The economic cost of vaccine nationalism

The consequences of not controlling COVID-19 go beyond health security and deaths. The failure to contain the pandemic is also an economic headache. In early 2021, a study commissioned by the International Chamber of Commerce Research Foundation found that the global economy stood to lose as much as $9.2 trillion if countries pursued a policy of vaccine nationalism and failed to protect poorer nations. As much as half of the loss would fall on the advanced economies blocking vaccine distribution, it warned.

Although the economic benefits of a more equitable distribution of the vaccine roll-out would dwarf the costs, in 2021 many governments chose to vaccinate their populations first and a very inequitable distribution of vaccines emerged – by 2022 only 1 percent of doses had been administered in low-income countries.

In a statement in October 2021, the UN Conference on Trade and Development said the pandemic "will continue to undermine global and regional supply chains … unless vaccine access is boosted in developing countries given that production systems are interconnected."

 

Working together

In January 2022, the world is still fighting the pandemic but important lessons have been learnt about how interconnected countries are. 

Prominent scientists agree the solution to beating the coronavirus lies in the ability to collaborate and finance the global vaccination drive.
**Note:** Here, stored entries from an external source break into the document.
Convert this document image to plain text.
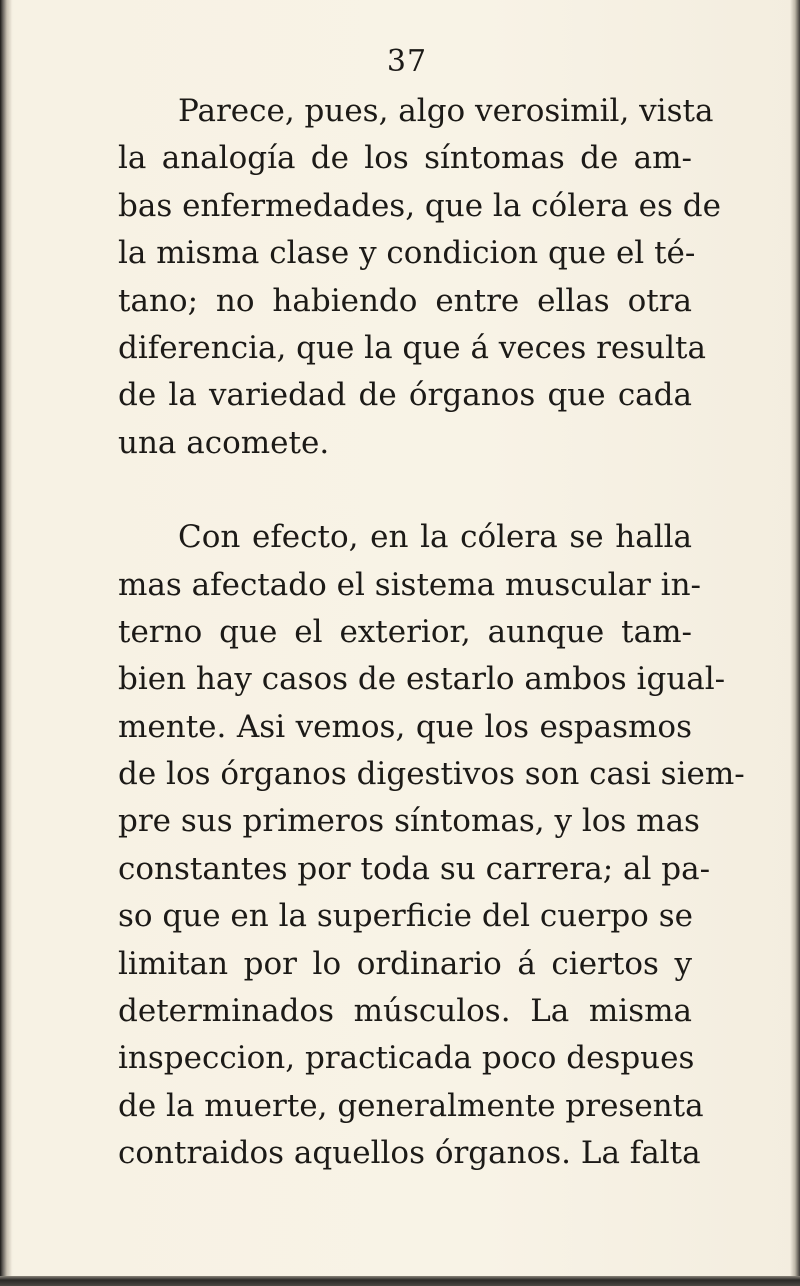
37
Parece, pues, algo verosimil, vista
la analogía de los síntomas de am-
bas enfermedades, que la cólera es de
la misma clase y condicion que el té-
tano; no habiendo entre ellas otra
diferencia, que la que á veces resulta
de la variedad de órganos que cada
una acomete.
Con efecto, en la cólera se halla
mas afectado el sistema muscular in-
terno que el exterior, aunque tam-
bien hay casos de estarlo ambos igual-
mente. Asi vemos, que los espasmos
de los órganos digestivos son casi siem-
pre sus primeros síntomas, y los mas
constantes por toda su carrera; al pa-
so que en la superficie del cuerpo se
limitan por lo ordinario á ciertos y
determinados músculos. La misma
inspeccion, practicada poco despues
de la muerte, generalmente presenta
contraidos aquellos órganos. La falta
There is a general agreement that the key lesson for 2022 is that countries must share knowledge, resources and expertise, while healthcare workers and governments must communicate effectively with their populations – including those marginalized communities for which access to healthcare may be difficult. The challenge will be implementing that lesson.

Another glaring inequality highlighted in the past year has been the manufacture of vaccines, which is concentrated predominantly in the U.S. and Europe. Many are calling for an effective transfer of technology and a strengthening of the manufacturing processes so that vaccines can be distributed more equitably in the future.